New amendments suggest that contract workers cannot claim ‘Same pay for Same Work’ and rather, they can only claim minimum wages in the state. Hire and Fire is the norm. Contract labour system is being relegated to a second position with a system of apprenticeship and trainees, where payment of minimum wages is not mandatory, is being pushed to overwhelm the employment pattern. To raise number of apprentices from the level of 3 lakhs to 30 lakhs in next three years is the perceived action plan of the government.

Almost 75 percent of the companies are going out of the purview of labour laws with an amendment of the condition to seek government permission for retrenchment and closure from 100 to 300. If you raise any hue and cry against removing the condition of taking permission for retrenchment for companies employing more than 300, then the nomenclature of companies established within 5 years and having operating capital less than Rs. 25 crores, is stated as ‘Start ups’ to keep them out of the ambit of any labour laws.

The procedure for forming trade unions is being made cumbersome and registrations of general workers’ unions are already being denied. Workers’ fundamental ‘Right to Strike’ is also being snatched away in various forms. All these existing laws were enacted only after huge sacrifices and militant strikes by the working class. In such a context, the working class movement today is compelled to take up centuries old demand of 8 hour work day and trade union rights. Building a resistance movement against anti-worker, pro-corporate amendments have become our major task today and we should prepare ourselves to make the working class fight back. The working class has to prepare itself not for its own freedom but also the freedom of all people and for the right to dissent and resist. It is possible only through militant struggles against corporate, communal, manuvadi fascism.
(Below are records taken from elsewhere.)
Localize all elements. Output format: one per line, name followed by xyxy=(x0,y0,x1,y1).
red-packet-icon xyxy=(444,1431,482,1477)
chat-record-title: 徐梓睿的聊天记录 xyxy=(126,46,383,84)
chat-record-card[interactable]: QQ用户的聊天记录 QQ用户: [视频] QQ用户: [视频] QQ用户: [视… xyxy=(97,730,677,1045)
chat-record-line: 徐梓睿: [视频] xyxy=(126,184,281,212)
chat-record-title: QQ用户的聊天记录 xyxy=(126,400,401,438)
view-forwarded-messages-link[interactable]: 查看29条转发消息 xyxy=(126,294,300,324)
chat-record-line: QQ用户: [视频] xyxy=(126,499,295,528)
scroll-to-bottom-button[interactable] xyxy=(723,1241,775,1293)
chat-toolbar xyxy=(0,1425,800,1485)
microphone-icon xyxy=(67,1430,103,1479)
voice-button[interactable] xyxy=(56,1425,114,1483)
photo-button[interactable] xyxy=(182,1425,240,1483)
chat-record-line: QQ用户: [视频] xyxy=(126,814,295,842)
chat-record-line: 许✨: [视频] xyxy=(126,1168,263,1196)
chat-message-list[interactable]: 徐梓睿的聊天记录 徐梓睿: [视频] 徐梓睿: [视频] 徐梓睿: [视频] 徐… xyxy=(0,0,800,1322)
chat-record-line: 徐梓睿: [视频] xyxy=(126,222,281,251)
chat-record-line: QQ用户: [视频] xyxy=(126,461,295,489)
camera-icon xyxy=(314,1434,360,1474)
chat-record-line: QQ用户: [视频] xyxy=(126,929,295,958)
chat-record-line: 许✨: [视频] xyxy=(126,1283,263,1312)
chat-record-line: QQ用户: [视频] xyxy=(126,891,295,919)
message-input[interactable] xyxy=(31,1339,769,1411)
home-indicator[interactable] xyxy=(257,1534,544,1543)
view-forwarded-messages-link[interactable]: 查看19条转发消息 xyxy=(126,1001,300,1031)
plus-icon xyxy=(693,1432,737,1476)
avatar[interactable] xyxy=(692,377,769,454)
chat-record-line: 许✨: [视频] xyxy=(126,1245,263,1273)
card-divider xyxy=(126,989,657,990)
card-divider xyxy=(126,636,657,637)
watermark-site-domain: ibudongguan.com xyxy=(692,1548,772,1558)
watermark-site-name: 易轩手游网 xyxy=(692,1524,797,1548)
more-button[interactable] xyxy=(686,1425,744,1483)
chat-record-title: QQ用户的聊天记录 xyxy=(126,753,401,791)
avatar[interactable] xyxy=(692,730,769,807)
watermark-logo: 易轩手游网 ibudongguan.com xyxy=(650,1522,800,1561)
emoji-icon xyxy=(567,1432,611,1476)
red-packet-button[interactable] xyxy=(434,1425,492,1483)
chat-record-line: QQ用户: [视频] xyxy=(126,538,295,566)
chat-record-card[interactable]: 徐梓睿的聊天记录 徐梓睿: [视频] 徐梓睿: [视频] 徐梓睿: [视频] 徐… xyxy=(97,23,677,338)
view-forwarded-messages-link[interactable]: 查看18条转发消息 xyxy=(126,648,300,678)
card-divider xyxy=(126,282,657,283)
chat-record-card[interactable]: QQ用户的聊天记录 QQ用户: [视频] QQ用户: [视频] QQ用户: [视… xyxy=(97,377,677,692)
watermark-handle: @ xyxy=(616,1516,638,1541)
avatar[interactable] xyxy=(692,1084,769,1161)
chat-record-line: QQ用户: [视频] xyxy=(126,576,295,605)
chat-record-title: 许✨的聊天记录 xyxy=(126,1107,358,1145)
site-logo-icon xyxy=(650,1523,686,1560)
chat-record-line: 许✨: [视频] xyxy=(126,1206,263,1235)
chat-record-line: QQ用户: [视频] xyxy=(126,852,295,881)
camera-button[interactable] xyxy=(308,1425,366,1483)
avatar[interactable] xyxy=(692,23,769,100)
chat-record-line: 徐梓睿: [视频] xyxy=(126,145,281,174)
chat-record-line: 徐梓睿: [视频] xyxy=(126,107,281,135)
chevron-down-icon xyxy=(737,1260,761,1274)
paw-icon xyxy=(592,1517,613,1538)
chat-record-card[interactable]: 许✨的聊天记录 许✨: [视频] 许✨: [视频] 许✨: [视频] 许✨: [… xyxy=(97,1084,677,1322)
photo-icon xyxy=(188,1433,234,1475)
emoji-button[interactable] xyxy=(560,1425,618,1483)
Changes in land acquisition laws to facilitate corporate land grab, and pro-employer reform of labour laws are the foremost agenda of Modi government today. Even well before consolidation of 44 central laws into 4 codes, namely on Wages, Industrial relations, Social Security and on Safety and Service conditions, the codes are becoming redundant with the proposal of 3-Year (2017-18 to 2019-2020) Action Agenda by NITI Aayog. The Action Plan has not minced words in saying that codification of laws into 4 is not sufficient unless they are backed by rapid reforms in labour laws. In effect, now, the major issue is informalisation of the formal and disorganization of the organized. The idea is to make the formal working class sector much more informal so that existing formal labour can be forced to compete with the informal. In the name of rectifying the situation of ‘low productivity and low wage employments’, the government is pushing high wage workers also to low wages.

It is not SEZs (Special Economic Zones) of hundreds of acres that are exempted from labour laws any more. Instead, declare the entire eastern and western coasts of thousands and thousands of acres as CEZs (Coastal Employment Zones), declare industrial and freight corridors and make labour laws redundant for lakhs of workers. This is the proposed strategy of the present Modi-led BJP government.

Liberalisation of Labour market to make it consistent with liberalization of economic policies has been a long pending agenda, yet previous governments were hesitant to touch this. With increasing pressures from IMF and other transnational institutions, imperialist dictates and with the assumption of central power by corporate communal manuvadi fascists, the agenda of market-driven labour conditions and anti-worker reforms has come to the fore. Even MNREGA is being dismantled to allow abundant supply of labour force in cities so that prices of labour power can be depressed to the lowest. Affordable housing and other such schemes are only to provide a cushioning effect to the impending crisis. Abundant supply of labour to depress price of labour, in turn to reap super profits, is the strategy being perceived by the government now.